The history of games and martial conflict are indelibly linked. In war, each decision a combatant makes can have lethal results. This is true for every rank of soldier, from the lowliest grunt deciding where to stick his sword to the highest commander guiding troop movements across continents. The stakes are high: You either take the hill or die in the attempt. The same scenarios occur in wargames, but on a much smaller scale. War is hell, yes - but it sure is fun.
Since the beginning of recorded history, humans have played games which simulate the dramatic tension inherent in war. Game pieces meticulously carved from wood, bone and stone were found in Egyptian tombs dating as far back as 3500 B.C.E. Several ancient Egyptian games have been discovered, including Senet, Mehen and Hounds and Jackals, but their papyrus rule manuals (if they existed) sadly did not survive. Even so, it's clear in the game of Senet that the pieces represented men or military units and were placed on a finite grid that corresponded to a battleground. It's amazing that over five millennia ago, men were playing games which bear a striking resemblance to what is being played at your local gaming store.
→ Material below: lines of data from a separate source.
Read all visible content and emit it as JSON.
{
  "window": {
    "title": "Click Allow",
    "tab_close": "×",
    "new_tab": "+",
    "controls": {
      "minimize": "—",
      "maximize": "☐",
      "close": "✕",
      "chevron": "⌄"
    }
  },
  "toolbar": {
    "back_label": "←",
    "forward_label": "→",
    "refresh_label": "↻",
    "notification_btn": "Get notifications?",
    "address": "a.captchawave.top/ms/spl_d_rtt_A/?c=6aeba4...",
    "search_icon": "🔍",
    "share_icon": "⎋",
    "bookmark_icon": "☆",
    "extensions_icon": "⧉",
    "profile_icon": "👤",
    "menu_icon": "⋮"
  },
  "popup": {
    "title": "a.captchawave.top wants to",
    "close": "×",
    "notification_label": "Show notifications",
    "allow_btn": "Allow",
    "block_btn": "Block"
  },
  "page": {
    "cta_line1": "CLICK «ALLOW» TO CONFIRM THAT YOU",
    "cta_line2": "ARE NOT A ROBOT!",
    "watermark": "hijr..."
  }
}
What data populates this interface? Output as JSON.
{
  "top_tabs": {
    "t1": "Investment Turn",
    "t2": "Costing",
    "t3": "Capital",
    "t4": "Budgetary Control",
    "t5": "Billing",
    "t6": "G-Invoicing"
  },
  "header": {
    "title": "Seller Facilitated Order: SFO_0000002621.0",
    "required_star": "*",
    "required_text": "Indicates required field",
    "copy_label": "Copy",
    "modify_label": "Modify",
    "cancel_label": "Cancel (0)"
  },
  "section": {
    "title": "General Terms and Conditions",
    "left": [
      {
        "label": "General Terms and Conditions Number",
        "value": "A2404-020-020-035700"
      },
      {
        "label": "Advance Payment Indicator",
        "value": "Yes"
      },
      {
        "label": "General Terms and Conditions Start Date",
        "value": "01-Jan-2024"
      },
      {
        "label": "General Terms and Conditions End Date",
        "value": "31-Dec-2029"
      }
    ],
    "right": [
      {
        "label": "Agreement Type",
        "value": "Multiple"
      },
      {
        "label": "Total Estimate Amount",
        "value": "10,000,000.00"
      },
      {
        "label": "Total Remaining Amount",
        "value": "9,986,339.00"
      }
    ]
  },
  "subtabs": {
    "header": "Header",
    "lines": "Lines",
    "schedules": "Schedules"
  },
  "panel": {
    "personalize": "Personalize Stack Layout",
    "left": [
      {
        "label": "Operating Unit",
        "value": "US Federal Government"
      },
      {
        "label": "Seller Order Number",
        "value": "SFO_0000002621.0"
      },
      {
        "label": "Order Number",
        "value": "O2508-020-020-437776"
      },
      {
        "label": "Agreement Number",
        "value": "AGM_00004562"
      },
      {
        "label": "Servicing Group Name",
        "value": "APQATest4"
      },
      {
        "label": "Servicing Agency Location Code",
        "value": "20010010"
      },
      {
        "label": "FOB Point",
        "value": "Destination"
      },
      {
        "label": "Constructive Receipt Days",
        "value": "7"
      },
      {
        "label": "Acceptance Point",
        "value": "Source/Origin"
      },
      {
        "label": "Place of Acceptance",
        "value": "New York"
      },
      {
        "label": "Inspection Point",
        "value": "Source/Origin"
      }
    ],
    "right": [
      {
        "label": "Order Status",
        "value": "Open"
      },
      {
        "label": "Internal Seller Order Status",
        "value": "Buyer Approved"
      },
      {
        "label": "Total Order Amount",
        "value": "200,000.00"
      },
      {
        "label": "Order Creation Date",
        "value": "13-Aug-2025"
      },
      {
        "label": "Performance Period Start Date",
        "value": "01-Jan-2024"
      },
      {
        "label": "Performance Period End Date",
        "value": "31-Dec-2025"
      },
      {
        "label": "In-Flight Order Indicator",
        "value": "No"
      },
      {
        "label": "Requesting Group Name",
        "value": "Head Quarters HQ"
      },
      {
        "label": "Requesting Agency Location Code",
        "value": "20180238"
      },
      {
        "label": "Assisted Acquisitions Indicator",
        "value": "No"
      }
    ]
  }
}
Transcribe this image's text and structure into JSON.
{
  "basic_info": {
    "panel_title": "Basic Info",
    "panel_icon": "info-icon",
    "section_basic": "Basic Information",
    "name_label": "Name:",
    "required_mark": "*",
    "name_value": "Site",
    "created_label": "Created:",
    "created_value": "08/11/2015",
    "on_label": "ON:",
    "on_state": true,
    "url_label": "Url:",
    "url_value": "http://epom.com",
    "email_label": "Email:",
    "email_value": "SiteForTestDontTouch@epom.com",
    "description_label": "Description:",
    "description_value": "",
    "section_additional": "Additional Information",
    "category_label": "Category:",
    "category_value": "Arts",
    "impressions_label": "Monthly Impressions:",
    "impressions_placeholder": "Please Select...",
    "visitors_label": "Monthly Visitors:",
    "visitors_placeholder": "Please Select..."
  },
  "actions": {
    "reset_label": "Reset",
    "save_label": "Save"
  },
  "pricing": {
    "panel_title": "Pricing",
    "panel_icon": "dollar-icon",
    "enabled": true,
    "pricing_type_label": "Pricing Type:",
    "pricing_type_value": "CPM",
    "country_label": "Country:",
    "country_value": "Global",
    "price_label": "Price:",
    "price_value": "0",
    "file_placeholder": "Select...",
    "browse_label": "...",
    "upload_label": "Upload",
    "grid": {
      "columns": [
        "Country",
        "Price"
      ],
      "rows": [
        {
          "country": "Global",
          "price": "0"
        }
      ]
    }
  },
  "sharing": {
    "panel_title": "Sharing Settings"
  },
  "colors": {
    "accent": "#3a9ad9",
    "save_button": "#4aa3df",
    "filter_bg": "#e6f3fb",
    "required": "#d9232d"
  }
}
Just as remarkable is that the only reason the evidence of these games remains is because they held religious significance to the Egyptians, who placed the game boards in the tombs of their pharaohs. For a people obsessed with predetermination, any player who could predominantly win at a game was deemed blessed by the gods. Some sources even suggest the Egyptians may have believed the departed played Senet in the afterlife, which explains why they left game boards with the dead in their tombs.
Another family of games which earned a place in legends and stories were the Tafl games. Believed to have been played since around 400 C.E, Tafl was spread by the Vikings throughout Europe, leading to many regional variants of the same basic game. As with the Egyptian games, no clear rulebook for Tafl has survived, but archaeologists have been able to deduce its basic gameplay from old manuscripts and the remains of game pieces and boards. All Tafl games depict a specific battle situation: the defense of a king or chieftain under attack by a force with superior numbers. The attacker's objective is to capture the king by surrounding him on four sides, while the defender must try to escape by finding a clear route to the edge of the game board. This simple setup led to surprisingly complex strategies and moments of extreme tension.
Like Senet, Tafl wasn't just played for amusement. The Celtic variant of the game, called Fidchell, had religious significance as well. The game was said to be invented by Lugh, the Celtic god of light, and skillfully played by his son, the warrior Cú Chulainn. In the stories, Fidchell held powers of divinity, with great battles hinging on the results of a match. The game had such a prominent place in Irish culture that the word "fidchell" eventually evolved into "ficheall," the Gaelic word for chess.